Farmers, who comprise 60% of India’s workforce, could be one of the biggest beneficiaries of Wal-Mart and other large retail chains entering India. Currently, farmers depend on the traders at the local warehouses to sell their produce. Adding an additional competitor, particularly one that will value quality and will have the ability to pay more in the absence of middlemen, will help farmers get better deals.
While farmers get only a fraction of what their produce sells for on the market, consumers end up paying unnecessarily high prices and have limited choice because of the middleman’s cut and the fact that 40% of India’s fruits and vegetables are lost each year to wastage. Retailers like Wal-Mart will cut out middlemen and create modern cold storage systems and supply chains for produce that will help check India’s double-digit inflation.

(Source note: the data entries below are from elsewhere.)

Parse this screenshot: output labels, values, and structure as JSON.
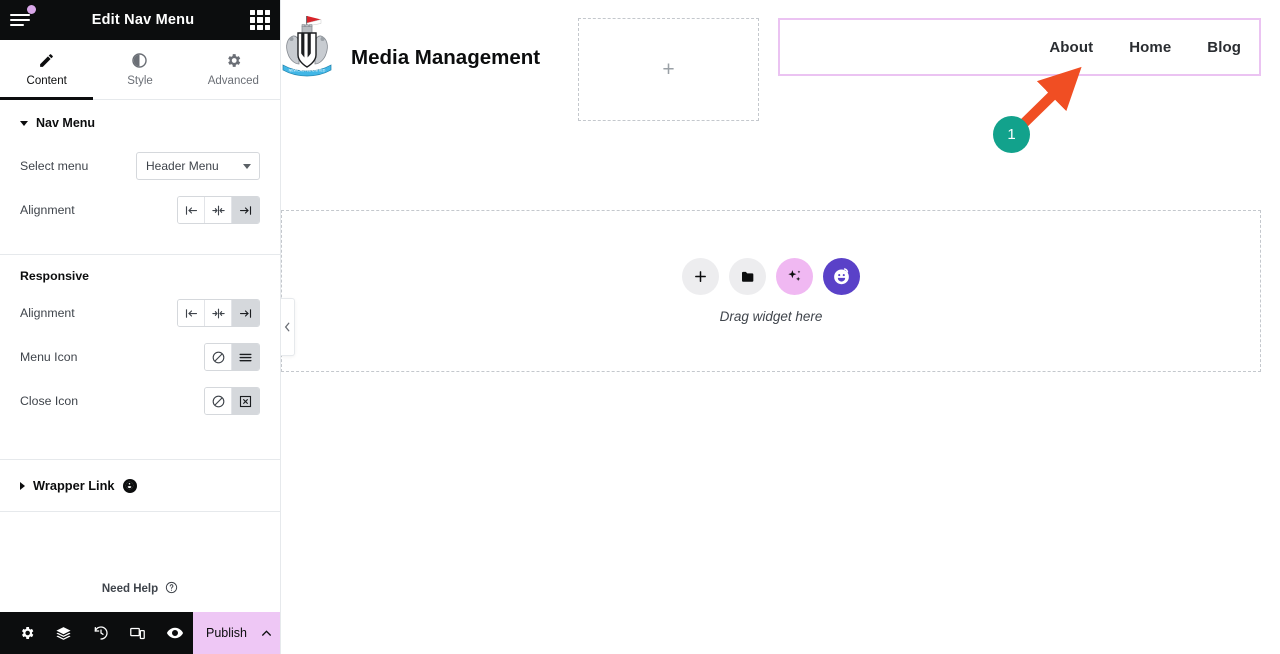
{
  "panel": {
    "header": {
      "title": "Edit Nav Menu",
      "menu_icon": "hamburger-menu-icon",
      "apps_icon": "apps-grid-icon",
      "notification_dot_color": "#d9a6e8"
    },
    "tabs": [
      {
        "label": "Content",
        "icon": "pencil-icon",
        "active": true
      },
      {
        "label": "Style",
        "icon": "contrast-circle-icon",
        "active": false
      },
      {
        "label": "Advanced",
        "icon": "gear-icon",
        "active": false
      }
    ],
    "sections": {
      "nav_menu": {
        "title": "Nav Menu",
        "expanded": true,
        "select_menu": {
          "label": "Select menu",
          "value": "Header Menu",
          "options": [
            "Header Menu"
          ]
        },
        "alignment": {
          "label": "Alignment",
          "options": [
            "align-left",
            "align-center",
            "align-right"
          ],
          "selected": "align-right"
        }
      },
      "responsive": {
        "title": "Responsive",
        "alignment": {
          "label": "Alignment",
          "options": [
            "align-left",
            "align-center",
            "align-right"
          ],
          "selected": "align-right"
        },
        "menu_icon": {
          "label": "Menu Icon",
          "options": [
            "none",
            "hamburger"
          ],
          "selected": "hamburger"
        },
        "close_icon": {
          "label": "Close Icon",
          "options": [
            "none",
            "x-box"
          ],
          "selected": "x-box"
        }
      },
      "wrapper_link": {
        "title": "Wrapper Link",
        "expanded": false,
        "badge": "pro-badge-icon"
      }
    },
    "need_help": {
      "label": "Need Help",
      "icon": "question-circle-icon"
    },
    "footer": {
      "icons": [
        "settings-gear-icon",
        "navigator-layers-icon",
        "history-icon",
        "responsive-mode-icon",
        "preview-eye-icon"
      ],
      "publish": {
        "label": "Publish",
        "caret": "chevron-up-icon",
        "color": "#eec7f5"
      }
    }
  },
  "canvas": {
    "logo": {
      "name": "site-crest-logo"
    },
    "site_title": "Media Management",
    "empty_slot": {
      "icon": "plus-icon"
    },
    "nav_widget": {
      "selected": true,
      "border_color": "#ebc3f2",
      "items": [
        "About",
        "Home",
        "Blog"
      ]
    },
    "drop_zone": {
      "text": "Drag widget here",
      "buttons": [
        {
          "name": "add-element-button",
          "icon": "plus-icon",
          "color": "#ededef"
        },
        {
          "name": "add-template-button",
          "icon": "folder-icon",
          "color": "#ededef"
        },
        {
          "name": "ai-generate-button",
          "icon": "sparkles-icon",
          "color": "#f0b8f2"
        },
        {
          "name": "add-widget-emoji-button",
          "icon": "smiley-face-icon",
          "color": "#5a41c8"
        }
      ]
    },
    "collapse_handle": {
      "icon": "chevron-left-icon"
    }
  },
  "annotation": {
    "step_number": "1",
    "badge_color": "#12a28c",
    "arrow_color": "#f04e23",
    "arrow_points_to": "nav-menu-widget"
  }
}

Unlike goods sold at hand carts or small unregulated shops (kiranas), goods sold at Wal-Mart can actually be monitored by the government. That means that the more goods that are sold at places like Wal-Mart, the more revenue the government will be able to collect. This additional government revenue can be used to re-train the owners and employees of kiranas for more gainful and productive employment. In fact, India’s commerce and industry minister, Anand Sharma, expects fresh investment to generate 10 million new jobs over three years alone. These jobs will almost certainly be better than those at the kiranas, where laborers are extremely poorly treated.
Opponents must open their minds to the benefits of retail FDI. With the lack of any notable economic reforms in the last two years, a plethora of corruption scandals, slowing manufacturing and agricultural growth, rising interest rates and unbridled inflation, the Indian growth story is losing steam. Wal-Mart offers a great opportunity to get foreign and Indian investors excited again about the country’s economic prospects.
Democracies try to guarantee political rights and civil liberties, but the provision of economic freedoms is often at odds with these goals. Finding solutions to these conflicts is part of the process of becoming a mature, economically and politically free democracy.
Aparna Mathur is a resident scholar and Rohan Poojara is a research assistant at AEI.